I’m one of those weirdos who freaks out when they see candy canes on sale. Like, 6-7 boxes in my cart fa-reeeks! This year when I headed up to check out with my cart o’ canes the cashier actually said “you know we’ll keep selling these ’til a little bit after Christmas, right?” To which I explained that she really shouldn’t worry because way before Christmas I’d be back for more. I got one of those cocked eyebrow looks but I just kept on doing my merry thing.
My nephew loves peppermint, too. Actually my whole family teases him about his old man taste-buds. He’s all about peppermint and butterscotch and will always choose one of the two whenever possible (even on snow-cones :) So I thought I’d whip up a batch of my peppermint cream cheese chocolate cupcakes for Thanksgiving and I did, but unfortunately I didn’t get to go down to see my little nephews this year and it was sad, but I had a dozen of these little sweeties to console me. In fact, on Thanksgiving I had one for breakfast and then one for lunch. Mmmm, sweet consolation!
Now to be honest I whipped up a box of gluten free chocolate cupcakes, you see my gluten free baking isn’t quite up to snuff just yet. But, as I’ve been informed, it is sad to let my gluten filled but really good recipes go to waste… (did you know I actually baked for a living for a time?) So I’m also sharing my recipe for Midnight Chocolate Cake that you can use if you’re able.
Midnight Chocolate Cake
This recipe will make 2 dozen cupcakes that are super moist and chock full of chocolate flavor. (p.s. while you can’t pick the flavor out of the finished cake, it’s the coffee that makes the chocolate even richer!)
- 1 3/4 cup of flour
- 2 cups of sugar
- 3/4 cup of cocoa
- 2 teaspoons of baking soda
- 1 teaspoon of baking powder
- 1 teaspoon of salt
- 2 eggs
- 1 cup of strong, black coffee
- 1 cup of buttermilk (or 1 cup of milk with 1 tablespoon of white vinegar)
- 1/2 cup vegetable oil
- 1 teaspoon of vanilla
- Combine all dry ingredients and stir until well incorporated
- Add wet ingredients and beat on high for 2 minutes.
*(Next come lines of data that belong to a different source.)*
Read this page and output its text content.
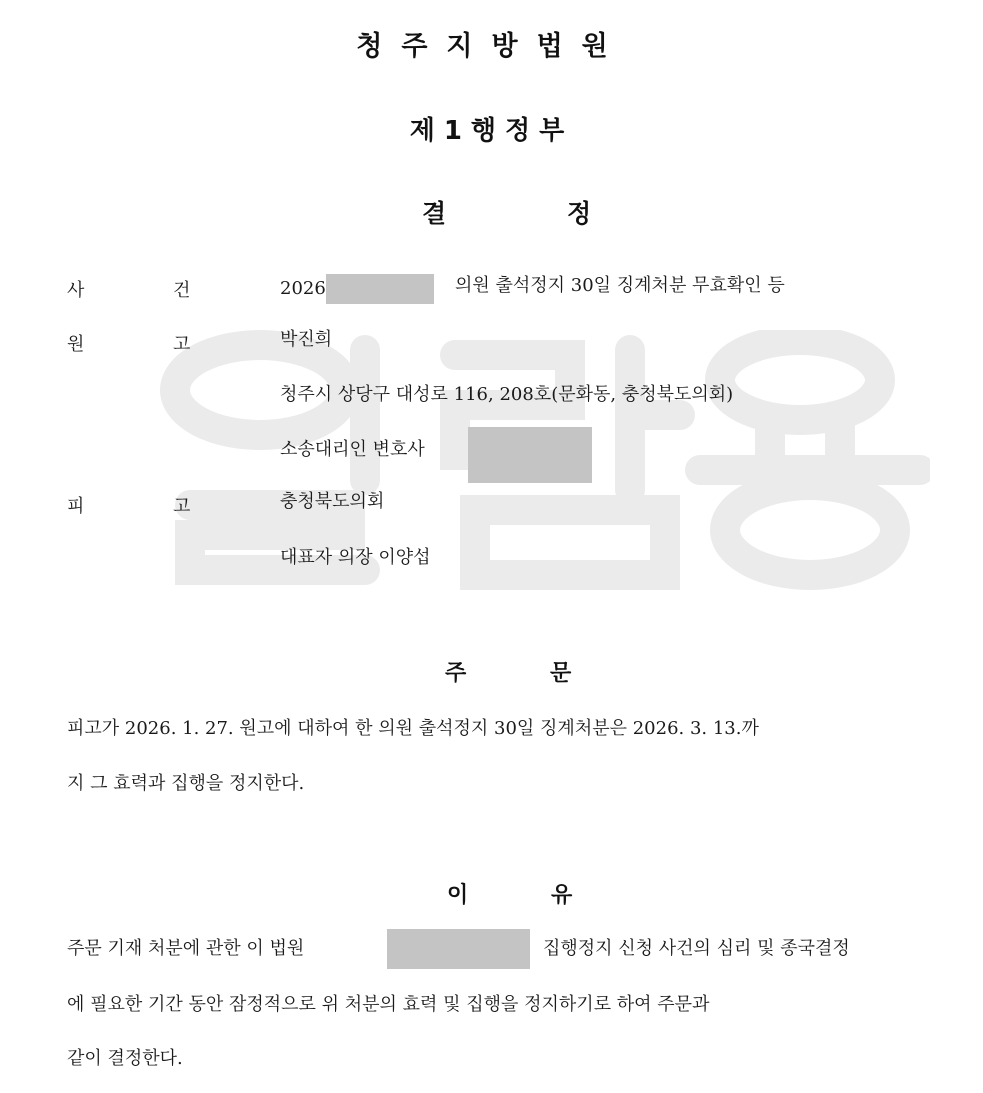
청주지방법원
제1행정부
결	정
사	건	2026	의원 출석정지 30일 징계처분 무효확인 등
원	고	박진희
청주시 상당구 대성로 116, 208호(문화동, 충청북도의회)
소송대리인 변호사
피	고	충청북도의회
대표자 의장 이양섭
주	문
피고가 2026. 1. 27. 원고에 대하여 한 의원 출석정지 30일 징계처분은 2026. 3. 13.까
지 그 효력과 집행을 정지한다.
이	유
주문 기재 처분에 관한 이 법원	집행정지 신청 사건의 심리 및 종국결정
에 필요한 기간 동안 잠정적으로 위 처분의 효력 및 집행을 정지하기로 하여 주문과
같이 결정한다.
Batter will be very thin and very runny.
- Bake 30-40 minutes at 350 degrees, checking often for cakes, 20-25 minutes, checking often, for cupcakes.
Peppermint Cream Cheese Frosting
If you love peppermint you’ll flip for this icing. The pretty pink color comes from the melted candy canes that give the icing its flavor. Adding peppermint extract is optional and dependent on just how much you like the minty flavor. Without the frosting has a slightly minty flavor with a touch of the cool sensation you get from minty things!
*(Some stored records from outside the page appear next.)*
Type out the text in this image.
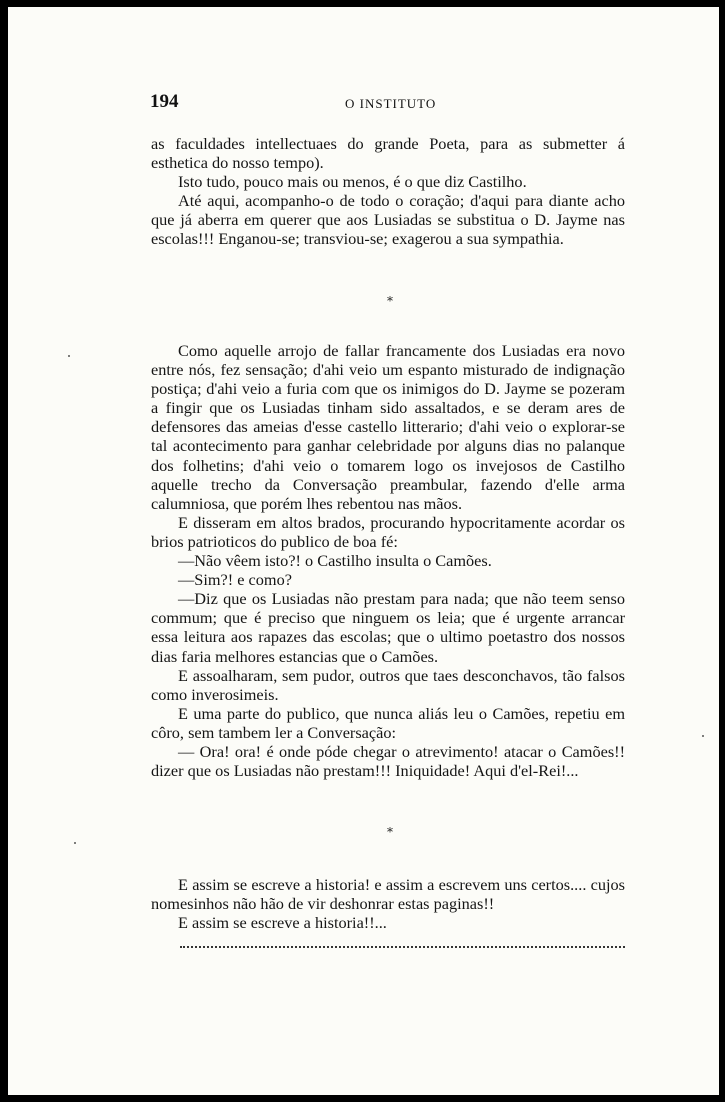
194	O INSTITUTO

as faculdades intellectuaes do grande Poeta, para as submetter á esthetica do nosso tempo).

Isto tudo, pouco mais ou menos, é o que diz Castilho.

Até aqui, acompanho-o de todo o coração; d'aqui para diante acho que já aberra em querer que aos Lusiadas se substitua o D. Jayme nas escolas!!! Enganou-se; transviou-se; exagerou a sua sympathia.

*

Como aquelle arrojo de fallar francamente dos Lusiadas era novo entre nós, fez sensação; d'ahi veio um espanto misturado de indignação postiça; d'ahi veio a furia com que os inimigos do D. Jayme se pozeram a fingir que os Lusiadas tinham sido assaltados, e se deram ares de defensores das ameias d'esse castello litterario; d'ahi veio o explorar-se tal acontecimento para ganhar celebridade por alguns dias no palanque dos folhetins; d'ahi veio o tomarem logo os invejosos de Castilho aquelle trecho da Conversação preambular, fazendo d'elle arma calumniosa, que porém lhes rebentou nas mãos.

E disseram em altos brados, procurando hypocritamente acordar os brios patrioticos do publico de boa fé:

—Não vêem isto?! o Castilho insulta o Camões.

—Sim?! e como?

—Diz que os Lusiadas não prestam para nada; que não teem senso commum; que é preciso que ninguem os leia; que é urgente arrancar essa leitura aos rapazes das escolas; que o ultimo poetastro dos nossos dias faria melhores estancias que o Camões.

E assoalharam, sem pudor, outros que taes desconchavos, tão falsos como inverosimeis.

E uma parte do publico, que nunca aliás leu o Camões, repetiu em côro, sem tambem ler a Conversação:

— Ora! ora! é onde póde chegar o atrevimento! atacar o Camões!! dizer que os Lusiadas não prestam!!! Iniquidade! Aqui d'el-Rei!...

*

E assim se escreve a historia! e assim a escrevem uns certos.... cujos nomesinhos não hão de vir deshonrar estas paginas!!

E assim se escreve a historia!!...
- 1 package of cream cheese at room temperature
- 4 candy canes
- 1.5 pounds of powdered sugar
- 2 drops of peppermint extract (optional)
- crushed candy canes (I used something I found in the baking aisle instead and I was NOT happy with the consistency. It looks easier but doesn’t taste as good!)
- Beat your cream cheese so that it is nice and fluffy. Add about half of your powdered sugar and mix so that it starts to become nice and thick. Set aside.
- Place your 4 candy canes in a small sauce pan with a tablespoon of water over medium low heat. Using a rubber spatula, keep that business stirring. When it all is melted and it begins to bubble, pour straight into your icing and hit it with the beaters until well incorporated.
- Continue adding powdered sugar until you get the a good consistency for frosting. Give a quick taste and add a drop or two of peppermint extract if you’d like a more minty flavor.
- Frost cupcakes and garnish with crushed candy canes.